The rapid growth of crypto assets, related products and services, and connections to the regulated financial system reinforces the need for global regulation of cryptocurrencies, represented, consistently and coordinated by regulators around the world.
According to an article published by International on the website of an international financial institution based in Washington:
“Policymakers are struggling to monitor the risks in this emerging sector, where a lot of activity is going unchecked. In fact, we believe that these risks to financial stability could soon become systemically important in some countries. “
The analysis was conducted by Tobias Adrian, Financial Advisor and Director of the IMF’s Money and Capital Markets Department, Dong He, Deputy Director of Money and Capital Markets (MCM) at the IMF, and Aditya Narain, Deputy Director of the MCM Board of Directors.
The three authors argue that uncoordinated regulatory measures could facilitate potentially destabilizing capital flows around the world.
They said,
“While a market cap of nearly $ 2.5 trillion demonstrates the substantial economic value of fundamental technological innovations like blockchain, it can also reflect the chill in an ongoing valuation environment. In fact, the first reactions to the Omicron variant of the COVID-19 virus included a significant sale of cryptocurrencies. “
The authors justify the need for global crypto regulation with the fact that “the cross-sector and cross-border transfers of crypto currencies limit the effectiveness of the country approaches”.
In addition, monitoring and enforcement becomes more difficult as many crypto service providers operate across borders.
The proposed global regulatory framework should ensure a level playing field in terms of the range of activities and risks and should include the following three elements, the contribution states.

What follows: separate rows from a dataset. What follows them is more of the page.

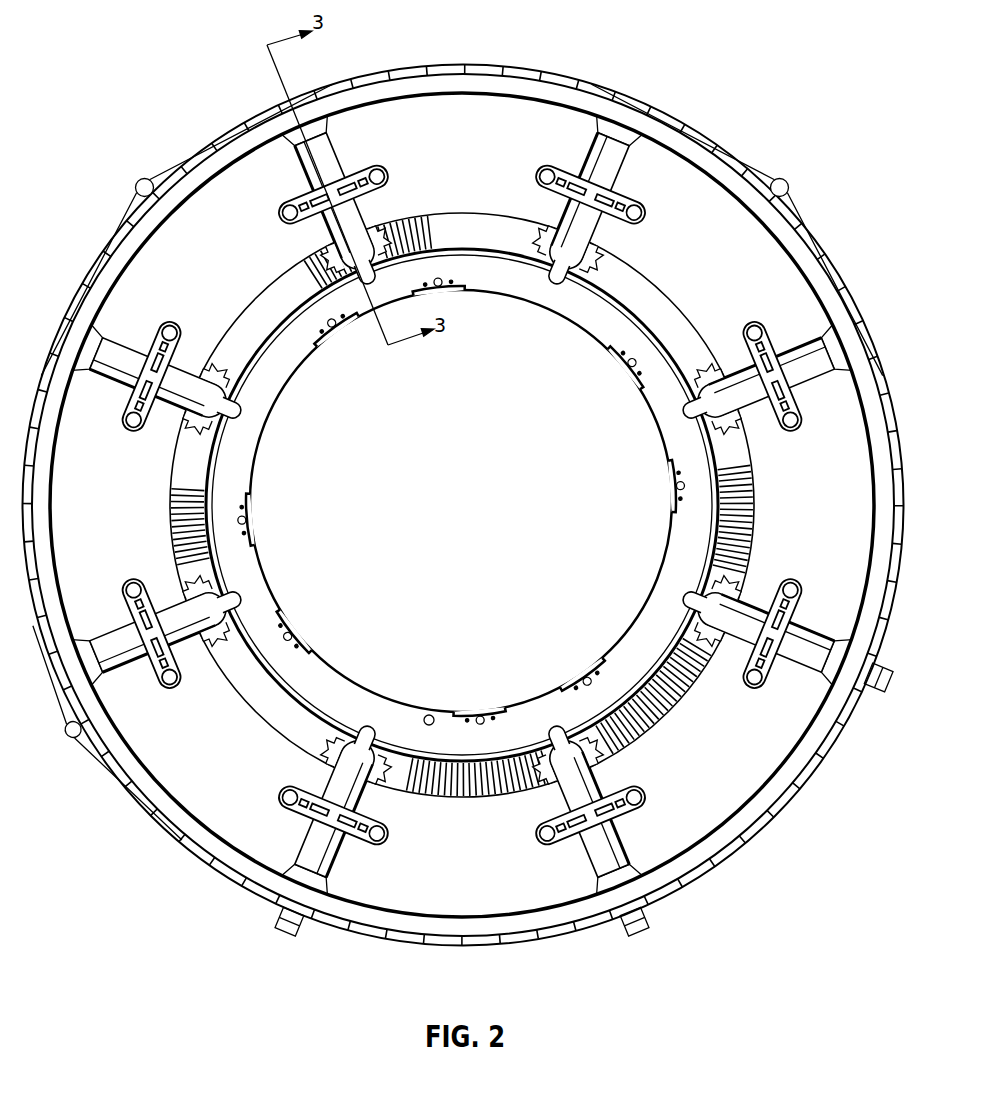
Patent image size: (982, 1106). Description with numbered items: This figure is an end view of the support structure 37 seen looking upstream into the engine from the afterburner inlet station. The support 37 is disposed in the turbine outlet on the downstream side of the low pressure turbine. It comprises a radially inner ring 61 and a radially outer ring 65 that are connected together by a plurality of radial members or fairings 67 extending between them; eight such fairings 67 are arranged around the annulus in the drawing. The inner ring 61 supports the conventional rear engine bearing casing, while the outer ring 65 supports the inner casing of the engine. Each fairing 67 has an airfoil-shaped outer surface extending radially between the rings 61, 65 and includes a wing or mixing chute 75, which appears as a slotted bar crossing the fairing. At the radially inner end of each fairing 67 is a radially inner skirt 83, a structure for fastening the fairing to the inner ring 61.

The support structure 37 is at (462, 516).
The radially inner ring 61 is at (461, 500).
The radially outer ring 65 is at (466, 490).
The fairing 67 is at (462, 505).
The mixing chute 75 is at (469, 521).
The radially inner skirt 83 is at (462, 488).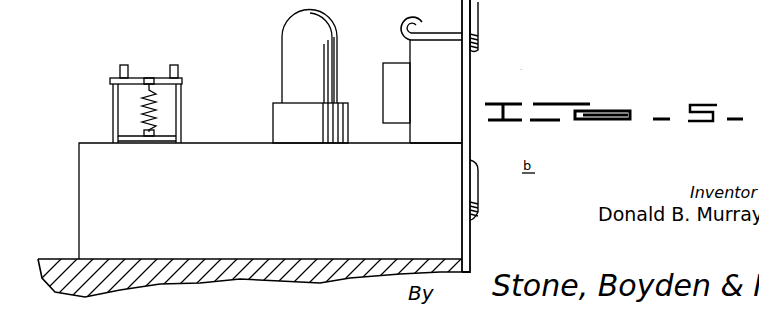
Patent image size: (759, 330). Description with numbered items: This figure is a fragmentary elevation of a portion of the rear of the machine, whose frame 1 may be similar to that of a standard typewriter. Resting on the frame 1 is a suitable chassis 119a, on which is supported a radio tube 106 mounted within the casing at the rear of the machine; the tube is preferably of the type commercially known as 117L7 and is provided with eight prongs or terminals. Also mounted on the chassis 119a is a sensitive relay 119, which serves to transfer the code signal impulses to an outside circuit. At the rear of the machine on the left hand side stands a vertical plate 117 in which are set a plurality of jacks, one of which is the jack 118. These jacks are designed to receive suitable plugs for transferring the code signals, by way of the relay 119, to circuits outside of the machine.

The frame 1 is at (148, 285).
The chassis 119a is at (204, 160).
The sensitive relay 119 is at (163, 100).
The radio tube 106 is at (300, 33).
The vertical plate 117 is at (470, 77).
The jack 118 is at (474, 28).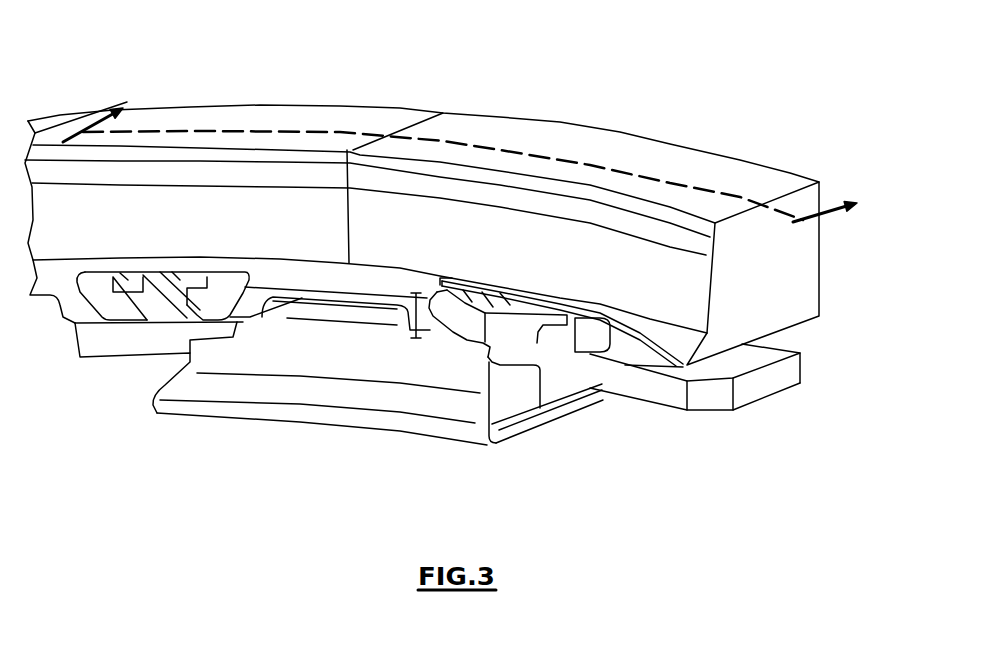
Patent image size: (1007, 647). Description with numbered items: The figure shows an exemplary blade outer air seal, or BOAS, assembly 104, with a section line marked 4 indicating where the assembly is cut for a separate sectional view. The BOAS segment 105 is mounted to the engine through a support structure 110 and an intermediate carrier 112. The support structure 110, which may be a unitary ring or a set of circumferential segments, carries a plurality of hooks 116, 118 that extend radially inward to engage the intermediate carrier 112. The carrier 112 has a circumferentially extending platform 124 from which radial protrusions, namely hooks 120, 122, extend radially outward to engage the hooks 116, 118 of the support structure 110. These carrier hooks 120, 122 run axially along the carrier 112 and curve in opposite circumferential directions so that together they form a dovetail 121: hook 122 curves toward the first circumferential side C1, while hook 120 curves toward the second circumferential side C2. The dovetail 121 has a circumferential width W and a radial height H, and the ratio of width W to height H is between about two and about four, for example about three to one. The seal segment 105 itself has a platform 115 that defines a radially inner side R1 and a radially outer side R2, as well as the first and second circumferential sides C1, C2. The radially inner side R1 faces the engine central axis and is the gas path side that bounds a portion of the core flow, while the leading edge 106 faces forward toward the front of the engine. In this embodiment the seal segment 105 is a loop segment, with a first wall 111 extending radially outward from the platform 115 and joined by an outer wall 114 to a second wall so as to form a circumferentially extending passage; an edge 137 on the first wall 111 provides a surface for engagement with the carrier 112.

The BOAS assembly 104 is at (194, 62).
The section line 4- 4 is at (469, 153).
The support structure 110 is at (650, 152).
The first wall 111 is at (207, 355).
The leading edge 106 is at (197, 417).
The outer wall 114 is at (363, 313).
The hook 116 is at (433, 330).
The hook 120 is at (447, 307).
The hook 122 is at (583, 330).
The dovetail 121 is at (452, 357).
The BOAS segment 105 is at (455, 413).
The edge 137 is at (490, 445).
The platform 115 is at (574, 398).
The hook 118 is at (607, 352).
The intermediate carrier 112 is at (708, 397).
The platform 124 is at (662, 397).
The radial height H is at (412, 302).
The circumferential width W is at (442, 277).
The first circumferential side C1 is at (500, 440).
The second circumferential side C2 is at (148, 405).
The radially inner side R1 is at (547, 420).
The radially outer side R2 is at (570, 412).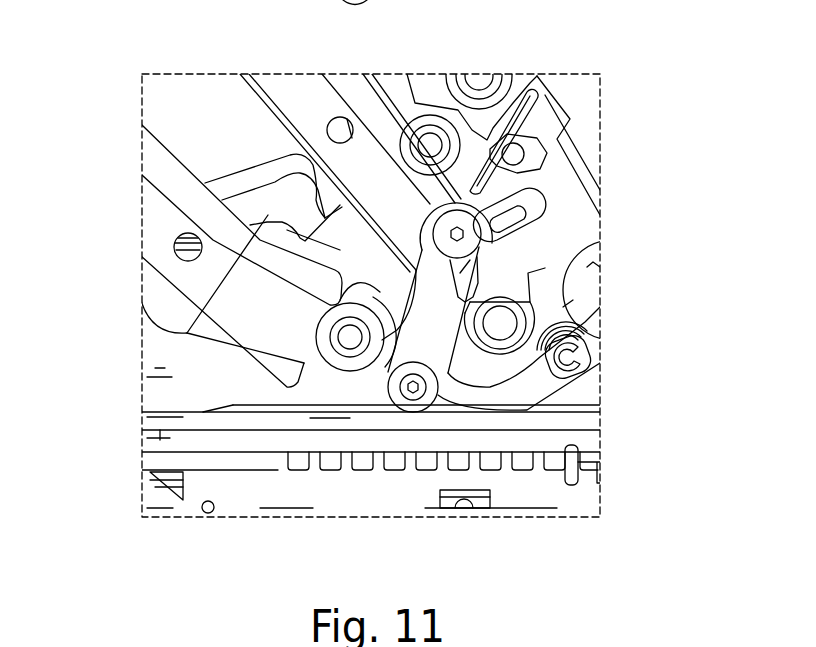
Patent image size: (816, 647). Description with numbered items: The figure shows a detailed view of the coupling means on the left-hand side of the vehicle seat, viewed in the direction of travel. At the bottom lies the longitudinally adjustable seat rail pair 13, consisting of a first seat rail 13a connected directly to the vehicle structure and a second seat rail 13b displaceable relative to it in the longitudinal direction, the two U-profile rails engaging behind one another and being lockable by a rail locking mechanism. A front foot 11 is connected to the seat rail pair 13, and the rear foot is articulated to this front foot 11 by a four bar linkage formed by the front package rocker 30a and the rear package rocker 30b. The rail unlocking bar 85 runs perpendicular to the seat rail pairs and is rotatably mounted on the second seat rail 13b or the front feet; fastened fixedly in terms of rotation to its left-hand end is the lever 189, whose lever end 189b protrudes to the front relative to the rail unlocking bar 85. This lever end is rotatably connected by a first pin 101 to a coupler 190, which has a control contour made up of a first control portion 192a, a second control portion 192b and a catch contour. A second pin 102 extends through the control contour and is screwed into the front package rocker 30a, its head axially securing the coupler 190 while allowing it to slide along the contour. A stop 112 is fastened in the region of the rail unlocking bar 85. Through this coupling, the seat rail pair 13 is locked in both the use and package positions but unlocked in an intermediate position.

The front package rocker 30a is at (163, 230).
The rear package rocker 30b is at (303, 105).
The second pin 102 is at (462, 227).
The coupler 190 is at (460, 195).
The second control portion 192b is at (475, 220).
The first control portion 192a is at (463, 283).
The rail unlocking bar 85 is at (583, 315).
The lever 189 is at (595, 328).
The stop 112 is at (590, 360).
The second seat rail 13b is at (583, 442).
The seat rail pair 13 is at (619, 474).
The front foot 11 is at (228, 382).
The first seat rail 13a is at (295, 482).
The first pin 101 is at (423, 400).
The lever end 189b is at (510, 397).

Providers of crypto asset services that perform important functions must be licensed or authorized to carry out their activities;
The requirements must be tailored to the key use cases of crypto assets and stablecoins, which means that investment services and products should have similar requirements to those of securities regulators for securities brokers and dealers.
Authorities should define clear requirements for regulated financial institutions with regard to their involvement and participation in cryptocurrencies.
The paper concludes that “there is an urgent need for cross-border collaboration and collaboration to address technological, legal, regulatory and supervisory challenges,” and adds that it is a mission to “provide a comprehensive, coherent and coordinated approach to regulation Cryptocurrencies. “
“But if we start now, we can achieve the political goal of maintaining financial stability while reaping the benefits of fundamental technological innovations,” the authors say.